Raquel Liceras, Doutora em Pré-história: «Se olharmos para a história através dos cuidados e dos laços, não há rupturas. Como sociedade, não mudámos assim tanto».

Quando falamos de Prehistória, muitas vezes imaginamos os nossos antepassados a subsistir num mundo selvagem, lutando para sobreviver todos os dias num ambiente muito hostil e, na melhor das hipóteses, preocupando-se de vez em quando com a sobrevivência do grupo. No entanto, a doutora em Pré-história Raquel Liceras Garrido defende em Desenterrando el Pasado, o podcast da National Geographic e da Fundação Palarq, que existe uma linha ininterrupta entre aqueles primeiros seres humanos e nós, marcada pela capacidade de estabelecer cuidados e laços. Nas suas próprias palavras: «Se olharmos para a história através dos cuidados e dos laços, não há rupturas. Como sociedade, não mudámos assim tanto».

Os cuidados dos nossos antepassados

Embora seja verdade que a nossa sociedade atual não tem nada a ver com as dinâmicas das comunidades pré-históricas, a realidade era que, longe de serem individualistas e preocupados com a sobrevivência pessoal, eles cuidavam dos doentes, protegiam as pessoas com deficiência e fortaleciam a coesão social: é precisamente a base sobre a qual se ergueu a nossa sobrevivência coletiva ao longo do tempo.

Sem ir mais longe, como recorda Liceras, os arqueólogos identificaram em sítios arqueológicos na Europa e na Península Ibérica uma série de esqueletos com fraturas e lesões graves que, surpreendentemente, chegaram a sarar. Isto significa que esses indivíduos que foram feridos não foram simplesmente abandonados à sua sorte, mas que a comunidade se encarregou de cuidar deles; grupos inteiros partilhavam comida, cuidavam, abrigavam e protegiam aqueles que estavam incapacitados, seja temporariamente devido a um acidente ou briga, seja permanentemente. «Encontrar ossos com sinais de consolidação em lesões traumáticas é uma prova inequívoca de que a dor e a vulnerabilidade encontravam resposta no seu próprio ambiente», esclarece a especialista.

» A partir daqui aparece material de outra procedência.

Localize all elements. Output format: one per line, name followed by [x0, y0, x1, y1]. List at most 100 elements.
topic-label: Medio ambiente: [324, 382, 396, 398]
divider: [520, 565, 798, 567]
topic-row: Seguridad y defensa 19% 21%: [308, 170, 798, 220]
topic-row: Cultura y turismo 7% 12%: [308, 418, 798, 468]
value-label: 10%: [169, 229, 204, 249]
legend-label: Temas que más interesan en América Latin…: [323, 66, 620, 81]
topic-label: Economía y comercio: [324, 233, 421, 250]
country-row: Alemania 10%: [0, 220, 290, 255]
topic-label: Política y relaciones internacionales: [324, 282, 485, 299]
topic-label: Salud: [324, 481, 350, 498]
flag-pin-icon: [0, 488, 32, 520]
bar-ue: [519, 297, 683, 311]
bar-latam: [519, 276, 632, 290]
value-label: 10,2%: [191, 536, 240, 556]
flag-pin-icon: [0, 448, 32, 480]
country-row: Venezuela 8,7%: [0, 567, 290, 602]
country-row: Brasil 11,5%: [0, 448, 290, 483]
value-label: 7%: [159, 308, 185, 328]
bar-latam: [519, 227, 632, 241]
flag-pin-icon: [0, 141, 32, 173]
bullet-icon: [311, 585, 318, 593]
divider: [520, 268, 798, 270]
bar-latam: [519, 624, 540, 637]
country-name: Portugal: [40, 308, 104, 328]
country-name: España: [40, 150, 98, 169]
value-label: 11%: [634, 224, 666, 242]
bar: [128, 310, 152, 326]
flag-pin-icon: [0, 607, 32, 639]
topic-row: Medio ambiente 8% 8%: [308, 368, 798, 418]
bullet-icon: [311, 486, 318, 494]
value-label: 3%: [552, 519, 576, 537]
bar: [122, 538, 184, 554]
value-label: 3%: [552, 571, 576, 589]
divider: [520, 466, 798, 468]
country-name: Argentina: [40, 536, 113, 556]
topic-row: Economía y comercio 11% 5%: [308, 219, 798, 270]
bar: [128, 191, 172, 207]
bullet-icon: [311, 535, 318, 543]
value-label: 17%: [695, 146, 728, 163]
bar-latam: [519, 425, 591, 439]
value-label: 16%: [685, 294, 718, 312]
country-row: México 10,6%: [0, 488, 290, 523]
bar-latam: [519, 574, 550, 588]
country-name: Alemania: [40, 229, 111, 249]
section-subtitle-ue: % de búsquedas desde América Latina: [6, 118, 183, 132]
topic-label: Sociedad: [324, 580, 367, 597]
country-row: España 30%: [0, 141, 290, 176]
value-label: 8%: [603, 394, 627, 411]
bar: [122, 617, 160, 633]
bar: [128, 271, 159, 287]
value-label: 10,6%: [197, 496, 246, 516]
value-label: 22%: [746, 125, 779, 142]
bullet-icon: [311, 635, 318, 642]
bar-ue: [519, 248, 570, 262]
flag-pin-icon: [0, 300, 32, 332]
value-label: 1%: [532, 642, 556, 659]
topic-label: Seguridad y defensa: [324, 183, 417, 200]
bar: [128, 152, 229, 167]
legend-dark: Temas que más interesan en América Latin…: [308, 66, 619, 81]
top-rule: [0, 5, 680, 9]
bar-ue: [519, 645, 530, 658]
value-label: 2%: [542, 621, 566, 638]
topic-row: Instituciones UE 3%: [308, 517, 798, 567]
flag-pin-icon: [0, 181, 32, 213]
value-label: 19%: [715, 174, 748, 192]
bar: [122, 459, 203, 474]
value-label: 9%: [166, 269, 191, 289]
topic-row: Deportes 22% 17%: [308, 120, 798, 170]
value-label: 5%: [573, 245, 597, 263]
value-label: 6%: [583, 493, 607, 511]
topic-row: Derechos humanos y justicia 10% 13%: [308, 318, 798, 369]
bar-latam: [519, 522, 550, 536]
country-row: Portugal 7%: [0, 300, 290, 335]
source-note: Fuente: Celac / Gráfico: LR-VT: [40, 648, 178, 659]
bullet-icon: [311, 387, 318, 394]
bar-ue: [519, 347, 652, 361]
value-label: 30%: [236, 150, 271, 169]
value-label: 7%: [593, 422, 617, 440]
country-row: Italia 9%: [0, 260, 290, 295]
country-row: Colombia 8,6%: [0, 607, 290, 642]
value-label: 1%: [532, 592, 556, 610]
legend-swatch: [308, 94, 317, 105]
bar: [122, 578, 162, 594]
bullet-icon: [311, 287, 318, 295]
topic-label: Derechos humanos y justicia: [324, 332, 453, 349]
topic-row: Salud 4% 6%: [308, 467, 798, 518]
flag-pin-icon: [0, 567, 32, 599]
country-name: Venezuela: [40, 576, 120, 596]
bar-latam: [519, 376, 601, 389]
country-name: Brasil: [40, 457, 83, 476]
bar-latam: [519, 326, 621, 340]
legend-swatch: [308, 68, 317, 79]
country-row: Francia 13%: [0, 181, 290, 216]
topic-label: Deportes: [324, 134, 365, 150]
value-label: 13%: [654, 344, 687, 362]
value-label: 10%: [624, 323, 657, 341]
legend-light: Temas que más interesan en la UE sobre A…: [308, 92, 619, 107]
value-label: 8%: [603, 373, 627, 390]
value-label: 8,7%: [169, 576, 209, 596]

Mas não se trata apenas de indivíduos que apresentavam fraturas e que precisavam de cuidados. Os cuidados na Pré-história iam além: alguns esqueletos apresentam malformações congénitas ou doenças crónicas, como casos avançados de artrite. Apesar desta situação, vários – ou muitos – viveram vários anos após o início da sua doença, o que sugere que não se tratava de um simples gesto de caridade, mas que «os cuidados a longo prazo das pessoas com deficiência demonstram que o conceito de família e comunidade já incluía a proteção dos mais vulneráveis».

Também se partilhava a comida

Foram encontradas provas em várias escavações de fauna processada junto a esqueletos com sinais claros de convalescença: ossos de pequenos animais esquartejados em forma de papa ou caça mais acessível, preparados especificamente para aqueles que não estavam em condições de caçar ou recolher por si próprios. Esta é mais uma prova de que proteger e ajudar aqueles que não podiam cuidar de si mesmos era algo comum, do dia a dia, tal como fazemos hoje em dia.

Ritos funerários inclusivos

Também não havia discriminação nos rituais funerários. Os enterros eram iguais para todos, com utensílios ou lembranças que acompanhavam o falecido e, em alguns casos, foram descobertas sepulturas partilhadas com pessoas que tinham sofrido de uma patologia semelhante, como tuberculose óssea, o que sugere que não só viveram juntos, mas que o fizeram durante um longo período de tempo em que presumivelmente cuidaram uns dos outros. Afinal, salienta Liceras, todos estes indícios apontam para que os laços afetivos e o cuidado mútuo não eram estranhos nas comunidades da Pré-História, mas sim algo tão essencial como é hoje em dia.